Por: Érico Cavalcanti
Outro dia fui a uma noite de autógrafos. Por que escrevo sobre uma noite de autógrafos? Um evento que as editoras sempre organizam,geralmente feito em livrarias e convidam a imprensa pra divulgar. Por quê escrevo sobre esta noite de autógrafos,o que teve ela de especial? Duas coisas me motivaram a escrever.A primeira delas o autor, sim o autor, a idade do autor, ele uma criança de dez anos. A segunda coisa a me motivar, foi o assunto que o autor abordou , o bullying na escola.
Achei interessante um autor de dez anos, abordar um assunto que normalmente só é discutido por educadores, psicólogos , pessoas ligadas a educação de crianças e adolescentes. Pessoas que têm a opinião de fora para dentro do problema. Sim, o bullying é um problema. Ele com essa idade frequenta o centro desse problema,sua visão é de dentro para fora do que chamamos de problema.
Essa coisa que hoje tem nome em inglês,o bullying é uma palavra que deriva do inglês bully, que apresenta duas definições; como substantivo o termo bully significa agressor e como verbo significa intimidar,o seu derivado bullying é definido como comportamento agressivo.

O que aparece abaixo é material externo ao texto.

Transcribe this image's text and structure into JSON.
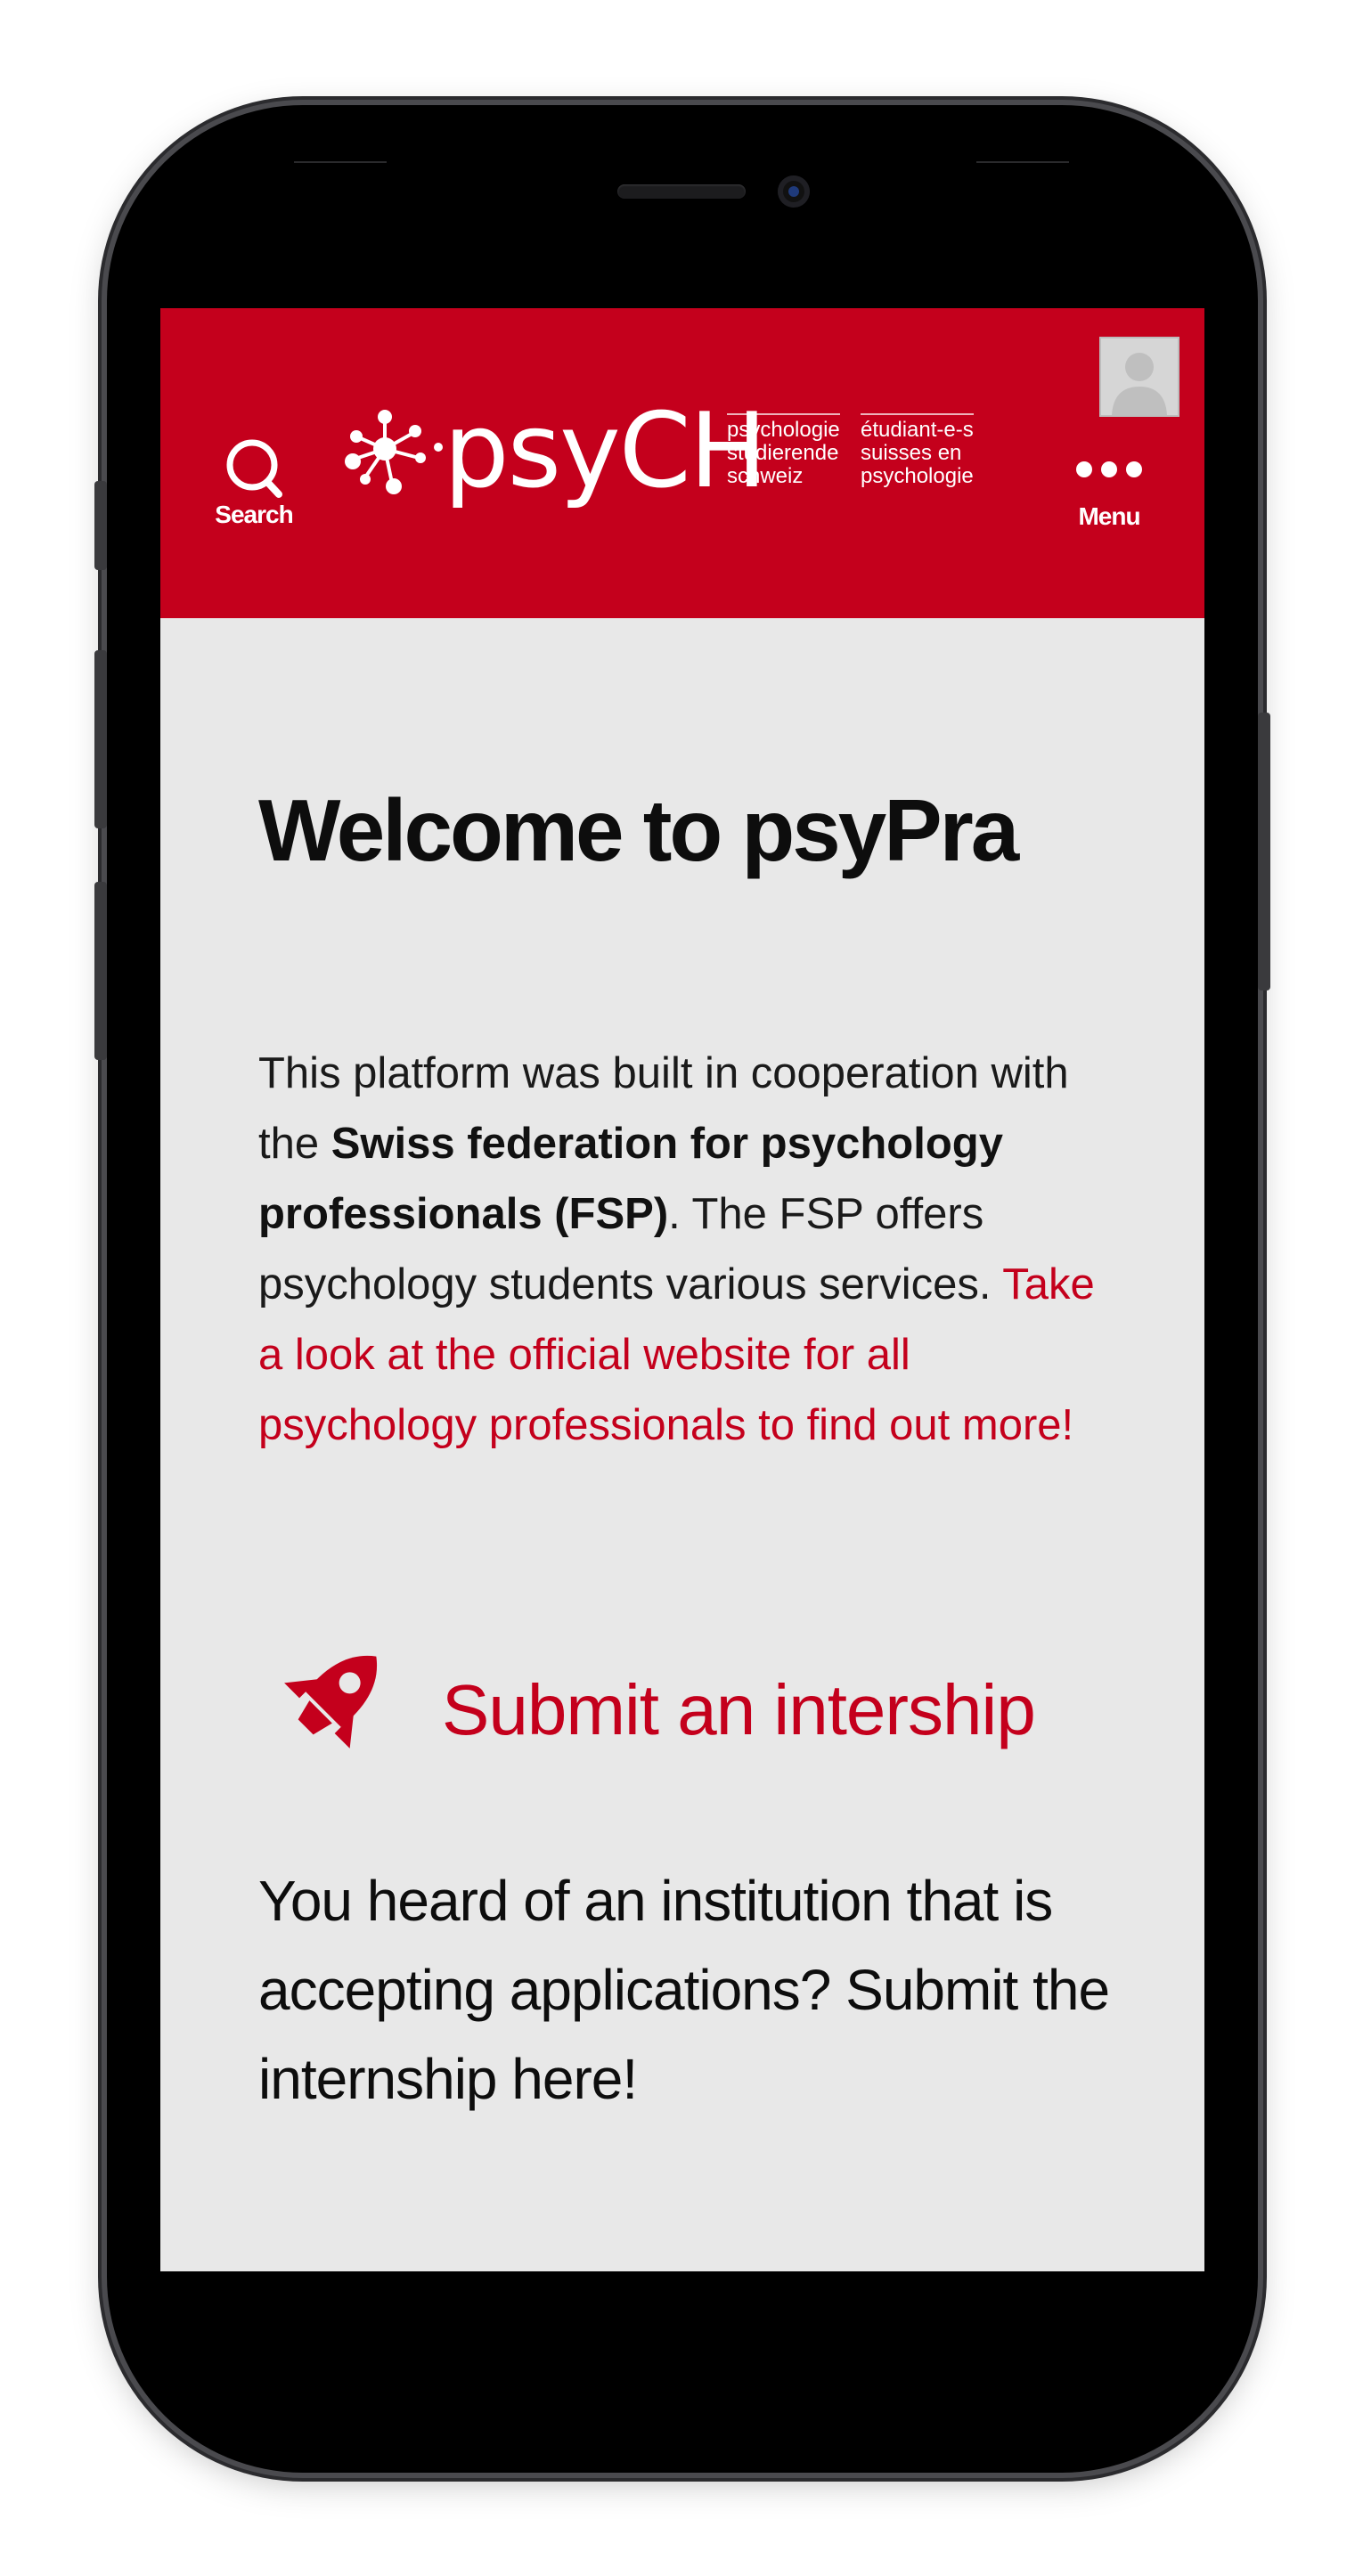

No meu tempo tinha outro nome,chamávamos de implicante,não existia esse comportamento de conotação agressiva a ponto de querer humilhar o agredido e sentir prazer em fazê-lo repetidas vezes.Convivíamos todos juntos em espaços pequenos, como as salas de aulas e pátios de recreio, o gordo, o magro, o alto, o baixinho , o de óculos , o ruivo, o louro, quase todos tinham apelidos e adoravam serem chamados pelos apelidos. Perdiam o nome e ganhavam uma marca, como se fossem produtos fabricados pela turma. O gordo podia ter o nome que fosse, era o Gordo, o magro era Magrão,ou Girafa,o ruivo era Cenoura, o de óculos era Caixa d’oculos,nunca entendi esse apelido, e assim íamos vivendo e dividíamos tudo. Da merenda que levávamos,que hoje é chamado de lanche ,ás brincadeiras no pátio da escola,tudo era compartilhado. As maiores implicâncias eram as borrachas, lápis e réguas que eram apanhadas e escondidas, deixando o dono irritado a procurar e ninguém dizia onde estava, mas isso era feito com todos, não tinha um que fosse escolhido e que só fizessem com ele.
Chamei o autor do livro pra conversar e falei pra ele: eu tenho uma opinião a respeito do bullying na escola, eu acho que a tecnologia contribui muito pra isso. Cada dia mais vocês se isolam atrás dos celulares. Passam horas absorvendo os conteúdos de jogos e filmes que a internet proporciona.Acabou o compartilhamento de brincadeiras e algazarras no recreio. Vocês não sabem mais brincar juntos, não se esbarram, não se agrupam, não criam mais brincadeiras, vocês perderam a criatividade pra brincar. O celular é a fonte única do exercício de brincar. Quando em algum momento vocês se juntam , não se toleram, como os personagens dos jogos e filmes vistos no celular. Passam a imitá-los. Colocam pra fora,sem saber, o que absorveram desses jogos e filmes.Escolhem geralmente o mais tímido e jogam em cima dele as frustrações, “como se estivessem jogando no celular”
Gostei que o autor do livro, “ Gilberto e seu amigo Jacaré” tenha dado um final conciliador na história. A turma acolheu o praticante de bullying e o perdoou .Quem sabe se não é essa a forma de tratar esse problema, juntar a turma e fazer com que ela não exclua o autor de bullying e busquem inseri-lo?
Em tempo: o autor desse livro chama-se Pedro Cohin Ledo, tem dez anos e é meu neto.